Some different types of Swedish weaving patterns are Huck weaving pattern, Huck weaving pattern with offset stitching, open-loop pattern, closed-loop pattern and blue ribbon pattern. The pattern or design names refer mostly to the type of stitching used.
One traditional Swedish weaving pattern is the Huck weaving pattern. The embroiderer creates a series of open box-like stitches around aprons, napkins, draperies or bibs. The Huck weaving offset pattern is a series of embroidered triangle shapes set along one horizontal line.
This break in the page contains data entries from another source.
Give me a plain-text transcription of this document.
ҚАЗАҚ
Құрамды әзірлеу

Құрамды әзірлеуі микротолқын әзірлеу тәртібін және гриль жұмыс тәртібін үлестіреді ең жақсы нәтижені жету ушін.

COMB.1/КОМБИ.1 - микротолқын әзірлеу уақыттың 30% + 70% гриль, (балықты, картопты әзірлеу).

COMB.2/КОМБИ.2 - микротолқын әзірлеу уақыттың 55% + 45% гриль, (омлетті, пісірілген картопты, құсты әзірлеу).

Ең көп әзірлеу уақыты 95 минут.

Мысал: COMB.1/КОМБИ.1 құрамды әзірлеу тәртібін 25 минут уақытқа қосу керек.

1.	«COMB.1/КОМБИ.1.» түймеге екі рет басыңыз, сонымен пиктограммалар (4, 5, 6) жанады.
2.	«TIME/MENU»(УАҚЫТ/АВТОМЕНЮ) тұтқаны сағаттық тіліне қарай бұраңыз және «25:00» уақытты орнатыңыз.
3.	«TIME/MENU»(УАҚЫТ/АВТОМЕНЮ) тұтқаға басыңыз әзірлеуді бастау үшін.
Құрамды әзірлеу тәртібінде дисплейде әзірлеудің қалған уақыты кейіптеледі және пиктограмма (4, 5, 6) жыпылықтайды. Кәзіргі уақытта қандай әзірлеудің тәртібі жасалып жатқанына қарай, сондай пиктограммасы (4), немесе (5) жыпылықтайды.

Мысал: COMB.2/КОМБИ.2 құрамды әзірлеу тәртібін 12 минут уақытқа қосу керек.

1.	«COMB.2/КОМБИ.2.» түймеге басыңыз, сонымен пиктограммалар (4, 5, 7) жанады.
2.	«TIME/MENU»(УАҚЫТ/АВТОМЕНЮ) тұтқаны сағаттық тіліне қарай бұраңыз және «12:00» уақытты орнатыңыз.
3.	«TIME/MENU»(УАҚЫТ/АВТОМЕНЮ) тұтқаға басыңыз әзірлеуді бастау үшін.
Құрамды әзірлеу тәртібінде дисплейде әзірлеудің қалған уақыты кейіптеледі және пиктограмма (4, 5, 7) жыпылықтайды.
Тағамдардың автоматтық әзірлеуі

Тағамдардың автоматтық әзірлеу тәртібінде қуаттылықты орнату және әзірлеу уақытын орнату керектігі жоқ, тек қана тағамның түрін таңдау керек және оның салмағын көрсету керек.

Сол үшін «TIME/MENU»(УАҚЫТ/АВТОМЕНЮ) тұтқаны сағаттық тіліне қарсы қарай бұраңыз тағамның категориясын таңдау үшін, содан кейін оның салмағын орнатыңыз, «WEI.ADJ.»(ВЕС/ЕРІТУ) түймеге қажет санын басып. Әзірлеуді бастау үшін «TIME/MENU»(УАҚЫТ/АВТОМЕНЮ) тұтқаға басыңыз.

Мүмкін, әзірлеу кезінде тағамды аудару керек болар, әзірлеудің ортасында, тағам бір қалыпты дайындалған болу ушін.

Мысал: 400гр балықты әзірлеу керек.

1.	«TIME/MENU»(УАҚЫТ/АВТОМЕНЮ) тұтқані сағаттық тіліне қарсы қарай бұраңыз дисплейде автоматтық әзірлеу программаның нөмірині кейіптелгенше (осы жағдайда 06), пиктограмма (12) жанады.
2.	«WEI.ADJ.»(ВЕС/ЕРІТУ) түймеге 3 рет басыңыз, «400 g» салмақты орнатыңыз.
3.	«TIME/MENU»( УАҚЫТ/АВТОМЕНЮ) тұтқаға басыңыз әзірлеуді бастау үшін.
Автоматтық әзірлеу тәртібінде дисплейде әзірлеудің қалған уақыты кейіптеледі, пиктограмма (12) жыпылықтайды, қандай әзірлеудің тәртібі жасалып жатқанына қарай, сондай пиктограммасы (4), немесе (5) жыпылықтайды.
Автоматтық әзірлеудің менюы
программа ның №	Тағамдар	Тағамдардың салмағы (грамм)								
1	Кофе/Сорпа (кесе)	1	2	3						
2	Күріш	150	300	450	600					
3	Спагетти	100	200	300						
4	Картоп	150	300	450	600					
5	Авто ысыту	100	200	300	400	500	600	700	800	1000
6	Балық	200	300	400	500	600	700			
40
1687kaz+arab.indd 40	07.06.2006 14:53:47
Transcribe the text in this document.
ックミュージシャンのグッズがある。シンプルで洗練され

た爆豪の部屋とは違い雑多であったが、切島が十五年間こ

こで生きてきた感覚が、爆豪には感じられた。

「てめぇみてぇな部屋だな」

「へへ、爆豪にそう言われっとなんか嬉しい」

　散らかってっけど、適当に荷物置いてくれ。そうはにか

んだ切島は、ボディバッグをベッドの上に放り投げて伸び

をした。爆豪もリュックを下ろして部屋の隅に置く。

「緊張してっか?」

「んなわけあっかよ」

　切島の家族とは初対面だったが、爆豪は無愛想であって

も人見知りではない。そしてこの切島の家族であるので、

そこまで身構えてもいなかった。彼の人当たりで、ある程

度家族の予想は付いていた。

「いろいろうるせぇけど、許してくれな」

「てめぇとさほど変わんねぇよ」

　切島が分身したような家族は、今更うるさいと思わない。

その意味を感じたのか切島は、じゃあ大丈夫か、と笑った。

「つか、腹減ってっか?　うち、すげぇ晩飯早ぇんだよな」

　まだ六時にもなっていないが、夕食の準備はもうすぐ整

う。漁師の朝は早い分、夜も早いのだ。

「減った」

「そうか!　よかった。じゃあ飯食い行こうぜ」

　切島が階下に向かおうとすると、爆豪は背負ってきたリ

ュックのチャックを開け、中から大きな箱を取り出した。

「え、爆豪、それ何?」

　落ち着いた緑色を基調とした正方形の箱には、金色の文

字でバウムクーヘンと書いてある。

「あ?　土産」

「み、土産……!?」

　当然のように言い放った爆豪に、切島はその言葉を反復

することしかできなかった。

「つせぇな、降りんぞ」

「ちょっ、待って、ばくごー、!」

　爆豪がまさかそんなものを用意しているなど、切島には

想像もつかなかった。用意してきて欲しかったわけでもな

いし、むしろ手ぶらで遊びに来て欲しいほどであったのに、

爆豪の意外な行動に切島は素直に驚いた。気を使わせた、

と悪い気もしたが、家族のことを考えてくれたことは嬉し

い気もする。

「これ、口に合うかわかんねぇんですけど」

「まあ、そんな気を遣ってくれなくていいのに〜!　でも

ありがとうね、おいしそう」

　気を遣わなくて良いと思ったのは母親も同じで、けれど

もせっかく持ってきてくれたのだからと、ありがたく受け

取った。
Open-loop patterns do not meet at the bottom while closed-loop patterns do.
Huck or Swedish weaving is traditional Swedish embroidery that was used on huck or huckaback fabric and monk's cloth, a canvas weave. The modern version of this fabric is a cotton fabric with a 14-count-by-1-inch weave featuring both a smooth and a rough side. Embroiderers also use huck toweling, popcorn fabric, Aida cloth and waffle cloth for Swedish weaving. Swedish weaving dates back to the 1600s, although it didn't really become popular in the United States until the 1930s and 1940s. For several decades following, the technique started to die off, although it is enjoying a resurgence of popularity as of 2015. Designers often use the basic Swedish stitches to create new patterns.